Sedangkan kak Bastian, seringkali aku menangkap basah bahwa kak Bastian tengah memandangiku. Aku dengar juga dia sudah putus dari pacarnya gara-gara dia menyukai siswi angkatanku dari kelas IPA. Aku tahu ini pasti berita bohong. Jika benar putusnya kak Bastian dengan pacarnya karena kak Bastian menyukai perempuan lain, tak akan mungkin kak Bastian bicara ke banyak orang karena aku tahu kak Bastian salah satu orang yang cerdas di sekolah ini.
"Hey, gak boleh bawa makanan dan minuman ke kelas!" Tegur Ayya ketika aku akan duduk di bangkuku seraya membawa jajanan dan minuman cokelat.
"Enggak apa-apa, Shan. Minum aja cokelat rasa cintanya!" Teriak Eva seraya berjalan mendekatiku.
Rupanya Eva, Lulu, dan Risma mengikutiku dan mendengar ucapan Ayya.
"Cokelat rasa cinta apaan?" Tanya Ayya yang mulai bingung.
"Ini loh. Gebetannya Shana ngasih minuman cokelat. So sweet banget, ya?" Ucap Eva diakhiri tawa. Rupanya mereka belum puas menggodaku.
"Emang si Shana punya gebetan? Setau gue Shana pacarnya kak Rangga, anak kelas 12 IPS 1. Iya, 'kan?" Tanya Ayya dengan intonasi khas tomboynya. Tentu saja aku terkejut. Darimana Ayya tahu tentang aku dengan kak Rangga? Siapa yang menyebarkan berita bohong jika aku pacarnya kak Rangga?
"Emm, maksudnya itu. Pacarnya Shana ngasih minuman cokelat ke Shana. So sweet, 'kan?" Sahut Risma dengan sedikit ragu. Ternyata bukan hanya aku yang terkejut. Mungkin Lulu, Eva, dan Risma juga sama terkejutnya. Tapi mereka menjadikan ini sebagai lelucon sehingga mereka semakin menjadi menggodaku.
Setelah pulang sekolah, kami anggota Pramuka berkumpul terlebih dahulu sesuai perintah ketua Pramuka putra, kak Dadan.
"Kalian tahu, 'kan tujuan kalian di kumpulkan siang ini? Untuk membahas siapa yang akan menjadi calon kandidat ketua. Sebenarnya kami sudah memilih siapa orangnya. Tetapi kami ingin tahu bagaimana kebijaksanaan dalam menjawab pertanyaan kami oleh setiap kandidat." Tegas kak Dadan yang berhasil membuat teman-temanku yang lain gugup. Tetapi tidak denganku.
"Yang di panggil namanya harap maju kedepan!" ucap kak Rahma sebagi ketua Pramuka putri seraya membuka sebuah buku dan membacanya.
"Ayya, Tia, Diar, Shana, Asep, Hamdan, Andi, dan Sandi," sebut kak Rahma.

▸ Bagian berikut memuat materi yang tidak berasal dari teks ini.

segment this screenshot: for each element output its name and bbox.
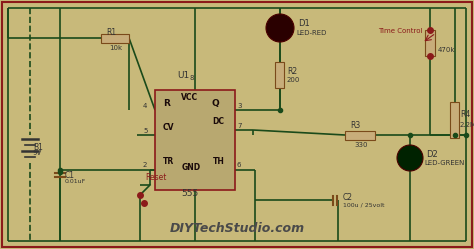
Text: TR: TR xyxy=(163,157,174,166)
Text: C2: C2 xyxy=(343,193,353,202)
Circle shape xyxy=(266,14,294,42)
Text: Time Control: Time Control xyxy=(378,28,422,34)
Text: VCC: VCC xyxy=(181,93,198,102)
Bar xyxy=(425,30,435,56)
Bar xyxy=(345,130,375,139)
Circle shape xyxy=(397,145,423,171)
Text: 330: 330 xyxy=(354,142,367,148)
Text: GND: GND xyxy=(182,163,201,172)
Text: R3: R3 xyxy=(350,121,360,130)
Text: 0.01uF: 0.01uF xyxy=(65,179,86,184)
Text: Reset: Reset xyxy=(145,173,166,182)
Text: R1: R1 xyxy=(106,28,116,37)
Text: 3: 3 xyxy=(237,103,241,109)
Text: D2: D2 xyxy=(426,150,438,159)
Text: R: R xyxy=(163,99,170,108)
Bar xyxy=(101,34,129,43)
Text: C1: C1 xyxy=(65,171,75,180)
Text: 200: 200 xyxy=(287,77,301,83)
Text: 8: 8 xyxy=(190,75,194,81)
Text: D1: D1 xyxy=(298,19,310,28)
Text: R4: R4 xyxy=(460,110,470,119)
Text: B1: B1 xyxy=(33,143,43,152)
Bar xyxy=(450,102,459,138)
Text: DIYTechStudio.com: DIYTechStudio.com xyxy=(169,222,305,235)
Text: LED-RED: LED-RED xyxy=(296,30,327,36)
Text: 9V: 9V xyxy=(33,150,42,156)
Text: 4: 4 xyxy=(143,103,147,109)
Text: 470k: 470k xyxy=(438,47,456,53)
Text: 5: 5 xyxy=(143,128,147,134)
Text: 2: 2 xyxy=(143,162,147,168)
Text: CV: CV xyxy=(163,123,174,132)
Bar xyxy=(275,62,284,88)
Text: DC: DC xyxy=(212,117,224,126)
Text: 100u / 25volt: 100u / 25volt xyxy=(343,202,384,207)
Text: U1: U1 xyxy=(177,71,189,80)
Text: TH: TH xyxy=(213,157,225,166)
Bar xyxy=(155,90,235,190)
Text: LED-GREEN: LED-GREEN xyxy=(424,160,465,166)
Text: 6: 6 xyxy=(237,162,241,168)
Text: 10k: 10k xyxy=(109,45,122,51)
Text: 7: 7 xyxy=(237,123,241,129)
Text: 555: 555 xyxy=(181,189,198,198)
Text: Q: Q xyxy=(212,99,220,108)
Text: 2.2M: 2.2M xyxy=(460,122,474,128)
Text: R2: R2 xyxy=(287,67,297,76)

Sontak aku terkejut. Aku dijadikan kandidat ketua Pramuka? Tapi bisakah aku menjawab semua pertanyaan yang akan ditanyakan nanti?

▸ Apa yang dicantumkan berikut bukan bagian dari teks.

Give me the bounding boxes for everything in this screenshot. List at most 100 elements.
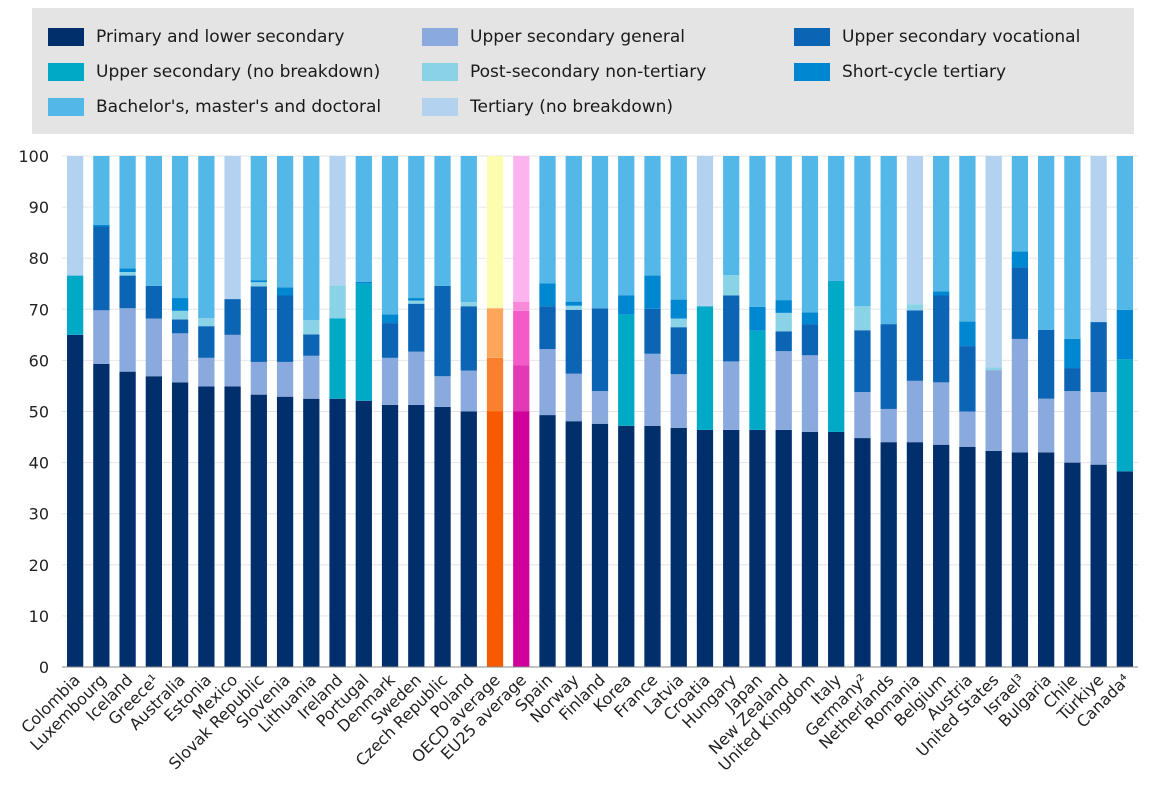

Aku melangkah ke depan ruangan dengan sesantai mungkin. Aku tak ingin menunjukkan ekspresi gugup meskipun benar aku tengah gugup.

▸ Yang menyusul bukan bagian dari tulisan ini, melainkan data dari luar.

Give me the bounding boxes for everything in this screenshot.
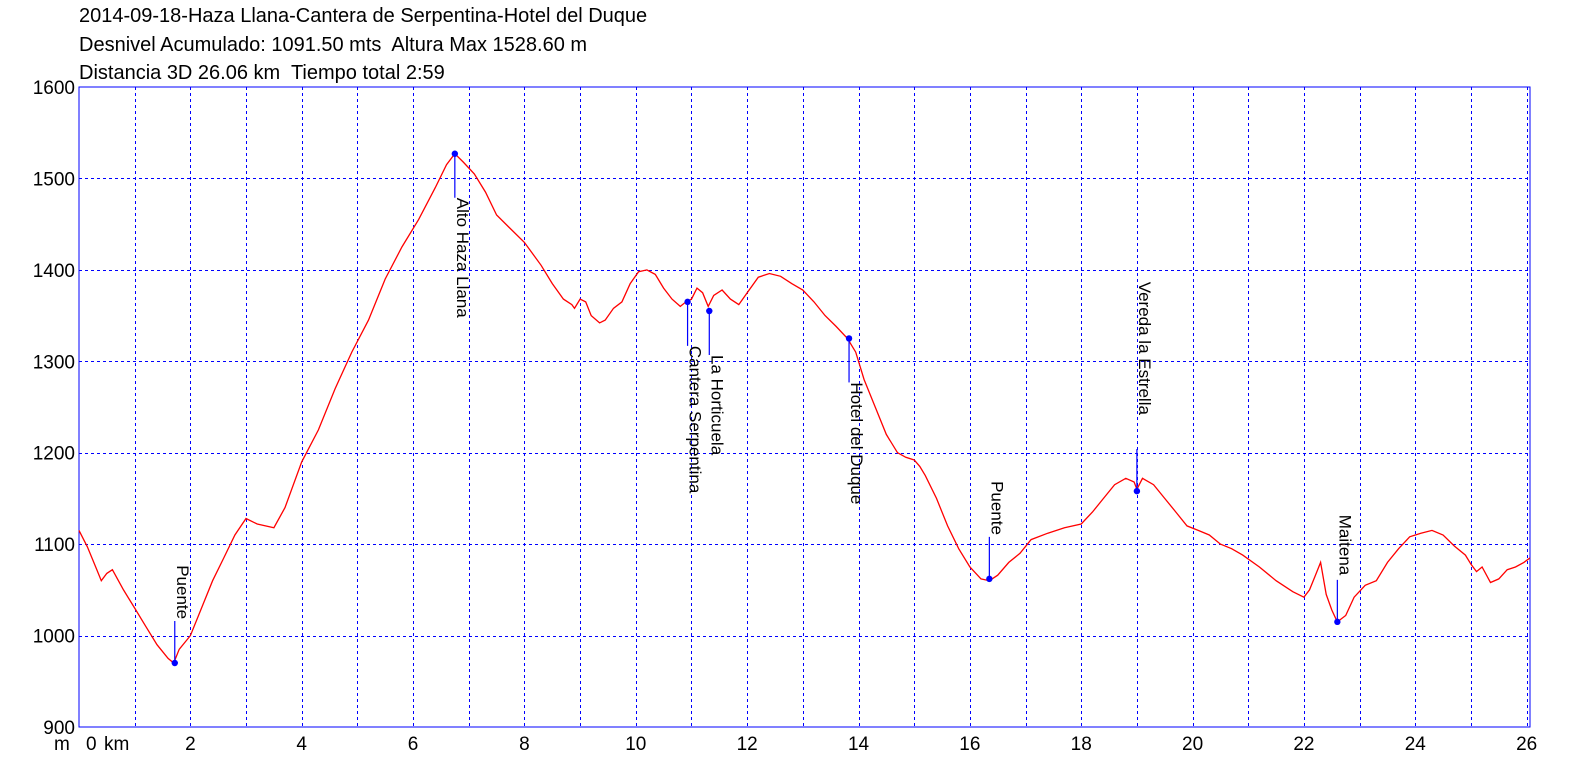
x-tick-label: 6: [408, 734, 419, 755]
x-tick-label: 14: [848, 734, 870, 755]
chart-title: 2014-09-18-Haza Llana-Cantera de Serpent…: [79, 5, 648, 27]
waypoint-dot: [1334, 618, 1341, 626]
x-tick-label: 2: [185, 734, 196, 755]
waypoint-label: Puente: [173, 565, 192, 619]
y-tick-label: 1200: [33, 444, 75, 465]
summary-elevation: Desnivel Acumulado: 1091.50 mts Altura M…: [79, 34, 588, 56]
waypoint-dot: [706, 307, 713, 315]
waypoint-dot: [845, 335, 853, 342]
grid-lines: [79, 87, 1530, 727]
x-tick-label: 16: [959, 734, 980, 755]
y-tick-label: 1000: [33, 627, 75, 648]
y-tick-label: 1300: [33, 352, 75, 373]
x-tick-label: 0: [86, 734, 97, 755]
x-tick-label: 22: [1293, 734, 1314, 755]
waypoint: Alto Haza Llana: [451, 150, 472, 319]
waypoint-label: Cantera Serpentina: [686, 346, 705, 494]
waypoint-label: Puente: [987, 481, 1006, 535]
waypoint: La Horticuela: [706, 307, 726, 456]
waypoint-label: La Horticuela: [707, 355, 726, 456]
waypoint: Hotel del Duque: [845, 335, 866, 504]
x-tick-label: 8: [519, 734, 530, 755]
waypoint-dot: [1133, 487, 1141, 495]
summary-distance-time: Distancia 3D 26.06 km Tiempo total 2:59: [79, 62, 445, 84]
x-tick-label: 10: [625, 734, 646, 755]
waypoint-dot: [684, 298, 691, 306]
waypoint: Puente: [986, 481, 1006, 583]
waypoint-dot: [451, 150, 459, 157]
waypoint: Cantera Serpentina: [684, 298, 705, 494]
y-tick-label: 1500: [33, 169, 75, 190]
waypoint-dot: [171, 659, 178, 667]
y-tick-label: 1400: [33, 261, 75, 282]
y-tick-label: 1100: [34, 535, 75, 556]
x-tick-label: 12: [737, 734, 758, 755]
elevation-line: [78, 152, 1531, 665]
waypoint-dot: [986, 575, 993, 583]
waypoint-markers: Puente Alto Haza Llana Cantera Serpentina L…: [171, 150, 1354, 667]
plot-frame: [78, 86, 1531, 728]
waypoint-label: Vereda la Estrella: [1135, 282, 1154, 416]
y-axis-ticks: 900 1000 1100 1200 1300 1400 1500 1600: [33, 78, 75, 739]
waypoint-label: Maitena: [1335, 515, 1354, 576]
waypoint: Puente: [171, 565, 192, 667]
x-tick-label: 4: [296, 734, 307, 755]
x-tick-label: 18: [1071, 734, 1092, 755]
waypoint: Vereda la Estrella: [1133, 282, 1154, 495]
x-tick-label: 20: [1182, 734, 1203, 755]
waypoint: Maitena: [1334, 515, 1354, 626]
x-axis-ticks: 0 2 4 6 8 10 12 14 16 18 20 22 24 26: [86, 734, 1537, 755]
y-tick-label: 900: [43, 718, 75, 739]
y-unit-label: m: [54, 734, 70, 755]
waypoint-label: Alto Haza Llana: [453, 198, 472, 319]
y-tick-label: 1600: [33, 78, 75, 99]
x-unit-label: km: [104, 734, 129, 755]
x-tick-label: 26: [1516, 734, 1537, 755]
x-tick-label: 24: [1405, 734, 1427, 755]
waypoint-label: Hotel del Duque: [847, 382, 866, 504]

"Jika Pramuka di sekolah ini diundang untuk mengikuti perlombaan oleh dua sekolah, jika kalian terpilih menjadi ketua, bagaimana solusi kalian untuk mengatasi masalah ini?" Tanya kak Dadan dengan serius. Kami menjawab satu persatu.
Ini adalah pertanyaan mendadak dan selama ini belum pernah kami kedapatan dua undangan perlombaan oleh dua sekolah dalam waktu yang sama. Bagiku ini sedikit menguras tenaga otakku untuk berfikir.
Ayya, Tia, Diar, dan yang lainnya ambigu dalam menjawab pertanyaan. Begitupun denganku. Tapi sekali lagi aku menekankan pada diriku supaya jangan terlihat gugup.
"Jika kami diundang dalam perlombaan oleh dua sekolah dalam waktu yang sama, maka saya lihat dulu mana berkas yang lebih dulu sampai ke kita. Saya terima yang lebih dulu. Yang lainnya kita bisa ikut tahun depan." Begitulah jawab Ayya dan teman-teman yang lain. Tetapi aku adalah kandidat terakhir yang menjawab. Dan sebuah ide tiba-tiba muncul dikepalaku.
"Jika ada dua undangan perlombaan dalam waktu yang sama, maka saya akan membagi dua anggota Pramuka sekolah ini untuk mengikuti lomba. Sekolah ini, 'kan memiliki anggota Pramuka yang cukup banyak. Jika di bagi menjadi dua kelompok untuk mengikuti lomba, maka semua anggota akan bergerak, tidak akan ada istilah anggota Pramuka yang tidak aktif," begitulah jawabanku yang diikuti dengan teriakan dan decakan kagum dari para anggota Pramuka yang lain.
Terbesit dalam hatiku, aku bangga dengan diriku. Terimakasih Tuhan telah menciptakan aku dan menciptakan segala yang ada dalam diriku.